• Cindy Hofmann, Director |
  • Stefan Schrepfer, Expert |

"Crime doesn’t pay!" - The partnership between prosecution authorities and private companies will enable the state to effectively enforce its right to punish criminal conduct in the area of white-collar crime.

State’s right to punish criminal conduct

The state's right to punish criminal conduct, the so-called monopoly on punishment, describes the competence of certain prosecution authorities to investigate any criminal offenses and impose penalties in accordance with penal laws. According to the Criminal Procedure Code, the public prosecutor is responsible for the uniform exercise of the state's right to punish criminal conduct. As part of the prosecution authorities, it, in collaboration with the police, pursues offenses within the scope of its jurisdiction, and where applicable brings charges. In doing so, the exercise of the substantive (criminal) law is a non-transferable governmental task.

White-collar crime

All criminal acts that have an economic context are generally referred to as white-collar crime or economic crime. The criminal acts can be directed against the state, companies and/or private individuals. However, what all types of offenses have in common, due to the globalization of the economy and digitalization, is that they are increasingly international in nature. In this regard, cross-border evidence is part of the daily routine of any economic crime investigation.

Limited resources in most canton’s investigative authorities

In line with Switzerland’s federal system, the cantons are responsible for the prosecution of all criminal offenses (so-called cantonal jurisdiction) which do not fall under federal jurisdiction or are assigned by special federal laws to the Office of the Attorney General of Switzerland (OAG) for prosecution. Due to an increase of criminal cases which have an international and technology aspect to it, especially small cantons struggle with prosecution of such matters. Fact is: with the internet, criminals can operate from anywhere in the world.

The prosecution of such crimes by the police and investigative authorities is often hampered by a lack of equipment and resources. Either they do not have enough personnel, or they are unable (for cost reasons) to keep up to speed with potential technological requirements of such investigations. Therefore, criminal prosecution in the digital world is becoming a big challenge for the authorities. As a result, the public prosecutor may in some instances fail to identify the perpetrator and be forced to abandon the proceedings. Or, more figuratively: the limited resources of prosecuting authorities are the weak spot when it comes to the exercise of the state's right to punish criminal conduct.

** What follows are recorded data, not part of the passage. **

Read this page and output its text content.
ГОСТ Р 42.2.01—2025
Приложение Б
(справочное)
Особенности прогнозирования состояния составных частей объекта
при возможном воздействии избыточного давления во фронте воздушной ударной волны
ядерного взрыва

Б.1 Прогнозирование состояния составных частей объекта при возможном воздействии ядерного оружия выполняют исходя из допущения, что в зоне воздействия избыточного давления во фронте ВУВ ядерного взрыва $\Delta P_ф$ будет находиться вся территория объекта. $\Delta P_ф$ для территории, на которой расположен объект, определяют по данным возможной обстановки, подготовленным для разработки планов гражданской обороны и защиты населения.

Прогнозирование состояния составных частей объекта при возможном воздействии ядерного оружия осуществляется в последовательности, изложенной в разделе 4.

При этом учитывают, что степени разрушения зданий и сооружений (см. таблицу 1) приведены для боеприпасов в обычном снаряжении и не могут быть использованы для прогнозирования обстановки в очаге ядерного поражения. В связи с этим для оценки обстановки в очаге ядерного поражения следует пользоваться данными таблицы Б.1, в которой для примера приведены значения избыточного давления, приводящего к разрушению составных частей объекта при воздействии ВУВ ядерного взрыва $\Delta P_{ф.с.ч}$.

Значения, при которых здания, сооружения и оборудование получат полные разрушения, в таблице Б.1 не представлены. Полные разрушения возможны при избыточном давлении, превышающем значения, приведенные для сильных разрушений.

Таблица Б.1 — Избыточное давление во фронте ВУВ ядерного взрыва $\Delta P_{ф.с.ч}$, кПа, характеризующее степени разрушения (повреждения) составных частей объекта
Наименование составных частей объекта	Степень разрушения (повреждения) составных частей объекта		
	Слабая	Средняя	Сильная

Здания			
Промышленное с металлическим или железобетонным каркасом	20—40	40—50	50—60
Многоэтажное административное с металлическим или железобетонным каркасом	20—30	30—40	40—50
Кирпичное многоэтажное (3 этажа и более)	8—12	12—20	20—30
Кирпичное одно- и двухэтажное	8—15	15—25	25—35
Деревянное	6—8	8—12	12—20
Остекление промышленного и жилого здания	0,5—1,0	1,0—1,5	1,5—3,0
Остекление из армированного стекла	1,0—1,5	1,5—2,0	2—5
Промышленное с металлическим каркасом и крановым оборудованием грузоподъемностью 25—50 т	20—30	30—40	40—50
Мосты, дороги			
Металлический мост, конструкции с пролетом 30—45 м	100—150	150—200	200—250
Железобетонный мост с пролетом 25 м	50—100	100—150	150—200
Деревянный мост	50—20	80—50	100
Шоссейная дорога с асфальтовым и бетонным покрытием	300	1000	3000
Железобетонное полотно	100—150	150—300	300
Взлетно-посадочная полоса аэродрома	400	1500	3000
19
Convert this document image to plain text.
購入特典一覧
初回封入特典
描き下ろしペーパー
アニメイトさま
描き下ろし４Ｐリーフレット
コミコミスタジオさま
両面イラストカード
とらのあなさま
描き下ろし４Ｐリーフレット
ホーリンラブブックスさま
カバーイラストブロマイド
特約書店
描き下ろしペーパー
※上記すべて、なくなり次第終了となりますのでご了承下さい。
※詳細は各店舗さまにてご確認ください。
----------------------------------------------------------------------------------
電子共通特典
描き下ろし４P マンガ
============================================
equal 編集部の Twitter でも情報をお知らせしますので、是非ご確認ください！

Support for state prosecuting authorities by private companies

From the government’s point of view, how should this problem be dealt with, or what can be done to alleviate it? At the parliamentary level, there have been intensified discussions on the possibility of partnership-based cooperation between the public sector and private companies. Public Private Partnerships (PPP) are a potential solution for optimizing the fulfillment of governmental tasks. In this regard, such a PPP comprise not only the public-private cooperation in the area of supply or logistics projects but could also be applied for prosecution.

The partnership-based fulfillment of tasks in accordance with a PPP is characterized in particular by the following (non-exhaustive) attributes:

  • fulfillment of a public task as the objective;
  • participation of minimum one private and one public partner each;
  • provision of an economic service;
  • joint responsibility;
  • bundling of resources (capital, operating material, know how).

Public Private Partnerships as an approach to combating economic crime

What does this mean with regard to prosecuting qualified economic crimes? There is no doubt that criminal prosecution in the digital world requires very specific know-how as well as the relevant technical (support) tools. The investigation of complex economic crimes such as accounting fraud, bribery and corruption as well as other white-collar crimes requires special know-how. Furthermore, the processing of digital evidence which can be used in court and the handling of large amounts of mass data (so-called big data) requires skilled specialists. 

The application of a PPP concept for the prosecution of qualified economic crimes, in other words the collaboration between prosecuting authorities and private forensic service providers, has the following advantages:

  • The prosecuting authorities benefit from the technical and personal resources as well as from the  global network of forensic service providers;
  • The prosecuting authorities can take advantage of forensic services on a modular and on-demand basis – which means that they can call upon services whenever a case warrants it;
  • The prosecuting authorities are able to conduct their investigations in a cost and time efficient manner;
  • The prosecution authorities gain access to state-of-the-art, proven technical tools available on the market for processing, reviewing and visualizing data.

A win-win situation

A Public Private Partnership (PPP) in the area of the prosecution of qualified economic crime could therefore mitigate the problems outlined above: it goes without saying that this would be beneficial to both parties. A contractual partnership of convenience exists between the state and the private forensic services provider. The contracted private forensic services provider is responsible for the efficient and timely provision of the agreed service, while the public sector – specifically the prosecuting authorities – helps the government enforce its right to punish criminal conduct with the most advanced equipment and techniques. On that note: a win-win situation all around!